Aurora Grace, I need to tell you something, and it starts with Gabriel sleeping. He was sound asleep and snoring in the back seat when Elizabeth first pulled through the metal gate. When she parked the car, he woke and said, “Are we there yet, Baby Blue?” And, to be honest, my heart melted a little. I blame it on all the unhealthy things I’ve been doing for the past few days—the lack of sleep and the lack of food, the drags off Elizabeth’s cigarettes and the swigs from her vodka bottle and constantly worrying about cops and the awful things I’ve seen, the way those things have changed me. I think all that poison mixed up in my head like ingredients thrown into a blender, and my brain drank it all and turned to mush. So when I looked at that monster, that child-murderer, he just looked like a boy to me.

“We’re here,” I told him.

Gabriel got out of the car, and he looked around. “Where are we?” he said.

I told him Death Valley, and his eyes started darting around like he’d suddenly gone insane. I told him we’re at the Gideon compound, just like we talked about, and he got even crazier. “No, no, no, no. I never said we could come here.”

So I said, “What are you talking about? This is the only safe place there is.”

And he said it again. “I never said we could come here. I never gave you my permission to take us here.”

And I said, “I don’t need your fucking permission.”

He hit me.
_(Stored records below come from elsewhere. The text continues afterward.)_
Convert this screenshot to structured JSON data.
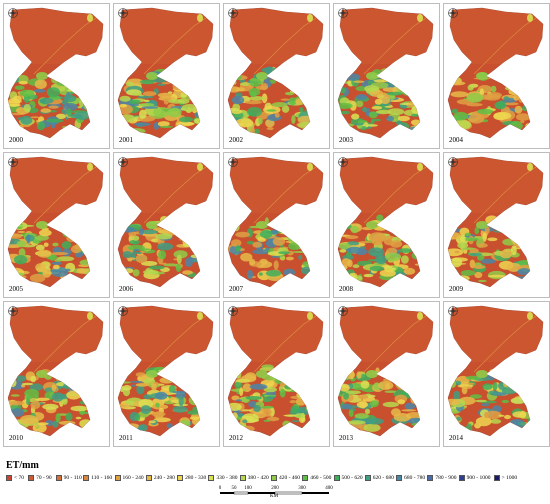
{
  "panels": [
    {
      "year": "2000",
      "green": 0.55
    },
    {
      "year": "2001",
      "green": 0.45
    },
    {
      "year": "2002",
      "green": 0.5
    },
    {
      "year": "2003",
      "green": 0.65
    },
    {
      "year": "2004",
      "green": 0.3
    },
    {
      "year": "2005",
      "green": 0.35
    },
    {
      "year": "2006",
      "green": 0.3
    },
    {
      "year": "2007",
      "green": 0.45
    },
    {
      "year": "2008",
      "green": 0.55
    },
    {
      "year": "2009",
      "green": 0.35
    },
    {
      "year": "2010",
      "green": 0.4
    },
    {
      "year": "2011",
      "green": 0.45
    },
    {
      "year": "2012",
      "green": 0.55
    },
    {
      "year": "2013",
      "green": 0.45
    },
    {
      "year": "2014",
      "green": 0.4
    }
  ],
  "legend": {
    "title": "ET/mm",
    "classes": [
      {
        "label": "< 70",
        "color": "#c8452f"
      },
      {
        "label": "70 - 90",
        "color": "#cc5a33"
      },
      {
        "label": "90 - 110",
        "color": "#d37038"
      },
      {
        "label": "110 - 160",
        "color": "#d9873e"
      },
      {
        "label": "160 - 240",
        "color": "#e0a043"
      },
      {
        "label": "240 - 280",
        "color": "#e6ba49"
      },
      {
        "label": "280 - 330",
        "color": "#edd64f"
      },
      {
        "label": "330 - 380",
        "color": "#d9e253"
      },
      {
        "label": "380 - 420",
        "color": "#b6d84e"
      },
      {
        "label": "420 - 460",
        "color": "#8fcb48"
      },
      {
        "label": "460 - 500",
        "color": "#5fbf45"
      },
      {
        "label": "500 - 620",
        "color": "#3fae5c"
      },
      {
        "label": "620 - 680",
        "color": "#3f9e83"
      },
      {
        "label": "680 - 780",
        "color": "#4a86a6"
      },
      {
        "label": "780 - 900",
        "color": "#4a6aa8"
      },
      {
        "label": "900 - 1000",
        "color": "#2f3f8f"
      },
      {
        "label": "> 1000",
        "color": "#1a1a66"
      }
    ],
    "scale": {
      "ticks": [
        "0",
        "50",
        "100",
        "200",
        "300",
        "400"
      ],
      "unit": "KM"
    }
  }
}
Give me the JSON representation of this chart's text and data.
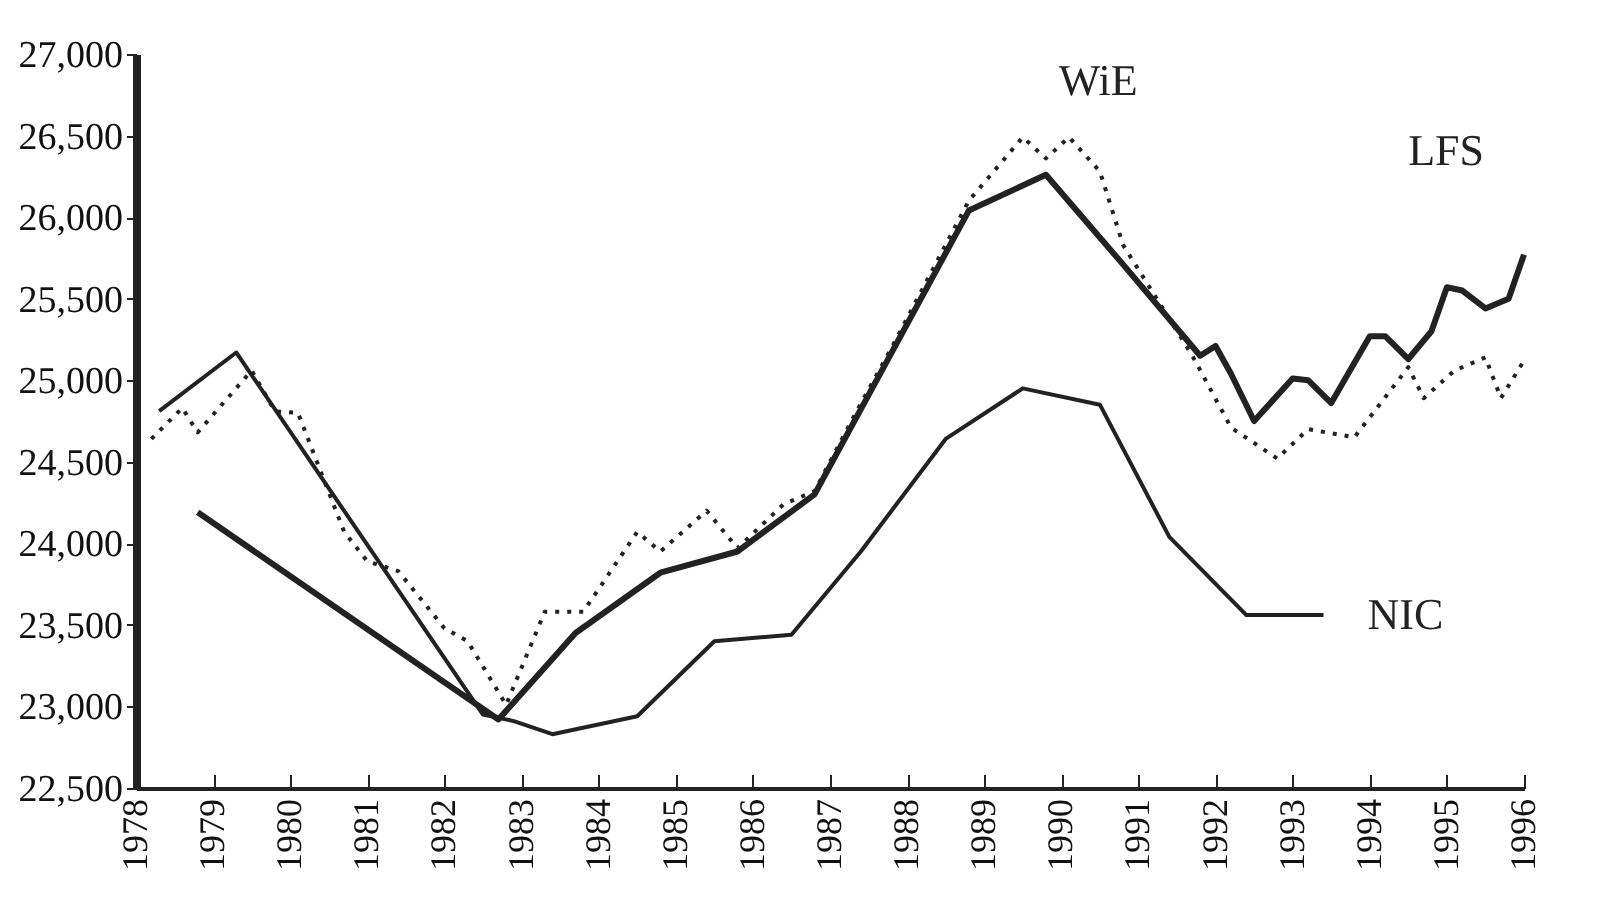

Again. Knocked me down, and it was like the ground came rushing up into the whole side of my body. My legs were all scraped up. My jaw ached from the punch. There was a ringing in my ear too, and when I put my hand up to it, it was wet from blood.

Elizabeth had been looking for firewood, but she came running back when she heard him slug me. You could HEAR it from far away—that’s how hard he’d hit. “What the hell do you think you’re doing?” she yelled. Gabriel started yelling back. I was surprised no one in the tents were waking up because even with my ear the way it was, I could hear them loud and clear.

Anyway, Gabriel’s gun was out of bullets, but Officer Nelligan’s was in the back seat of Elizabeth’s car, right next to where Gabriel had been lying. I crawled over to the car and threw open the door and grabbed that gun, and when Gabriel called Elizabeth the c-word, I shot him in the stomach. He fell to the ground. I pushed myself up to my feet and stood over him for a while, trying to figure out how I felt. He said something I could barely hear—my ear was still ringing. So I leaned in closer and he said it again: “Jenny is with my sister.”